Please download 'CIFAR-10-C' from https://zenodo.org/record/2535967 and store it under robustness/

The default parameters are provided in ```config.json```. One can vary the parameters by running ```python config_create.py```

In order to obtain selected datapoints and their scores, from VTruST, run

```python experiment.py```

Train the selected set of datapoints by running

```python train_eval_SA.py```

Test the model for robustness by running

```python test_robust.py```

# Code Structure

The different modules in which this code repository has been organised is:

1. Dataset (dataset.py) - One can set up their own dataset as needed.
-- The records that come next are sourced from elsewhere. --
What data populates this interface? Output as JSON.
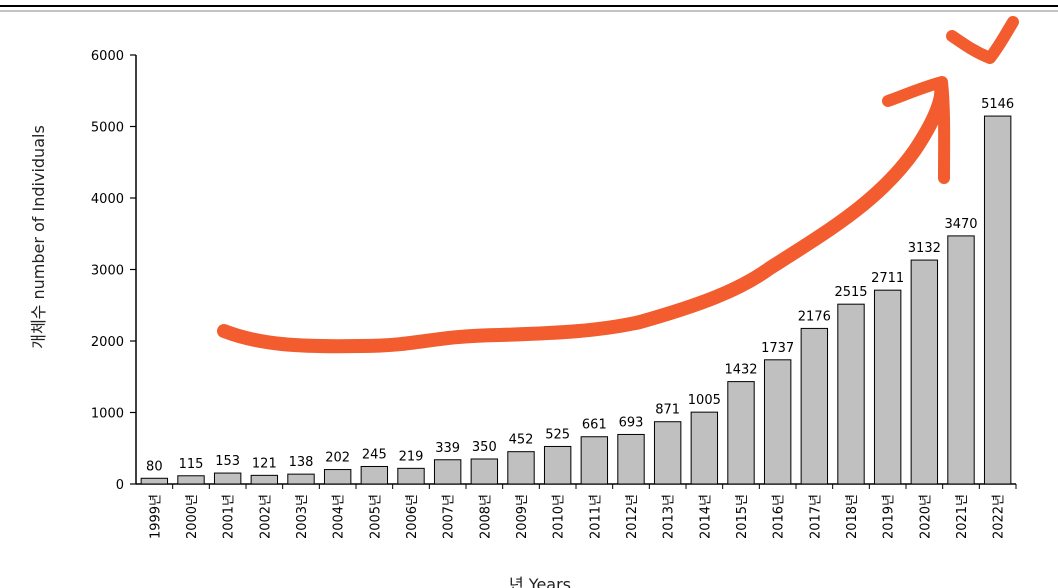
{
  "chart_data": {
    "type": "bar",
    "title": "",
    "ylabel": "개체수 number of Individuals",
    "xlabel": "년 Years",
    "ylim": [
      0,
      6000
    ],
    "yticks": [
      0,
      1000,
      2000,
      3000,
      4000,
      5000,
      6000
    ],
    "grid": false,
    "categories": [
      "1999년",
      "2000년",
      "2001년",
      "2002년",
      "2003년",
      "2004년",
      "2005년",
      "2006년",
      "2007년",
      "2008년",
      "2009년",
      "2010년",
      "2011년",
      "2012년",
      "2013년",
      "2014년",
      "2015년",
      "2016년",
      "2017년",
      "2018년",
      "2019년",
      "2020년",
      "2021년",
      "2022년"
    ],
    "values": [
      80,
      115,
      153,
      121,
      138,
      202,
      245,
      219,
      339,
      350,
      452,
      525,
      661,
      693,
      871,
      1005,
      1432,
      1737,
      2176,
      2515,
      2711,
      3132,
      3470,
      5146
    ],
    "bar_color": "#c0c0c0",
    "bar_edge_color": "#000000",
    "annotation": {
      "type": "hand-drawn upward trend arrow",
      "color": "#f25c2e"
    }
  }
}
2. Model (model.py) - Different models can be added here.

3. Datapoint selection during training (run.py) - Selects datapoints and provides scores.
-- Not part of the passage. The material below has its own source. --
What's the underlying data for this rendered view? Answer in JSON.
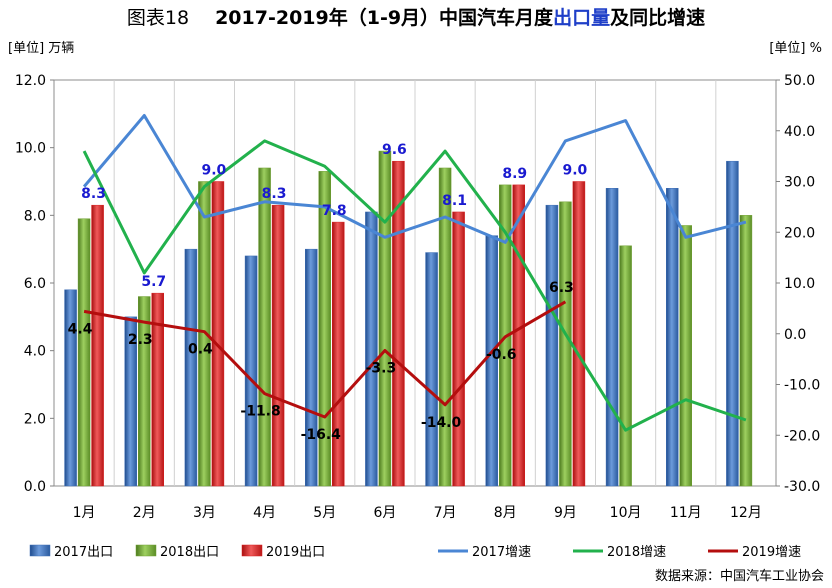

4. Value function definition and VTruST algorithm (helper.py) - Different other value functions can be incorporated in helper.py/valuefunc_cb().

6. Subset training (compas_subtrain_eval.py or train_eval_SA.py) - Returns the trained model using the subset and some evaluated metrics. 


# Using VTruST for other datasets/models

<b> Change in dataset </b>

For changing datasets, one needs to modify the definitions of the classes ```Dataset_train``` and ```Dataset_test``` in ```dataset.py``` as per requirement.

<b> Change in model </b>

1. Current ResNet implementation is a modified form of the original ResNet suited for images of lower dimension like that of CIFAR10. If we want to use the different architectures of ResNet, we can follow the comments in the code and simply change the self.block and self.layers in the _init_ of ```class Model``` in ```model.py```.

2. If we want to use the original ResNet18 architecture or any other existing architectures from torchvision.models, include the line 
```model = models.resnet18(pretrained=True) #use torch models``` in model.py.

3. ```get_grad()``` function in ```helper.py``` will have the last layer name changed as per the architecture. For the current ResNet18 model, the last layer name is ```self.linear``` ; hence for extracting the last layer output, line numbers 83 and 92 in ```helper.py``` is ```params = model.linear.weight``` and similarly for fairness, line numbers 76 and 85 in ```helper.py``` is ```params = model.layer3.weight```.

For the inbuilt torch model, the last layer name for ResNet implementations, is ```self.fc``` ; hence for extracting the last layer output, the line will turn to ```params = model.fc.weight```.


Overall, while using any other torch models,  one needs to definitely know the last layer name for computing gradients.

<b> Change in training parameters </b>

1. For learning rate, optimizer, one needs to change them from ```def _init_ ```of ```class BatchSel()``` in ```run.py```; 

2. For type of loss like CrossEntropy, one needs to specify them in ```def _init_ ```of ```class BatchSel()``` in ```run.py``` and ```def _init_ ```of ```class HelperFunc()``` in ```helper.py```.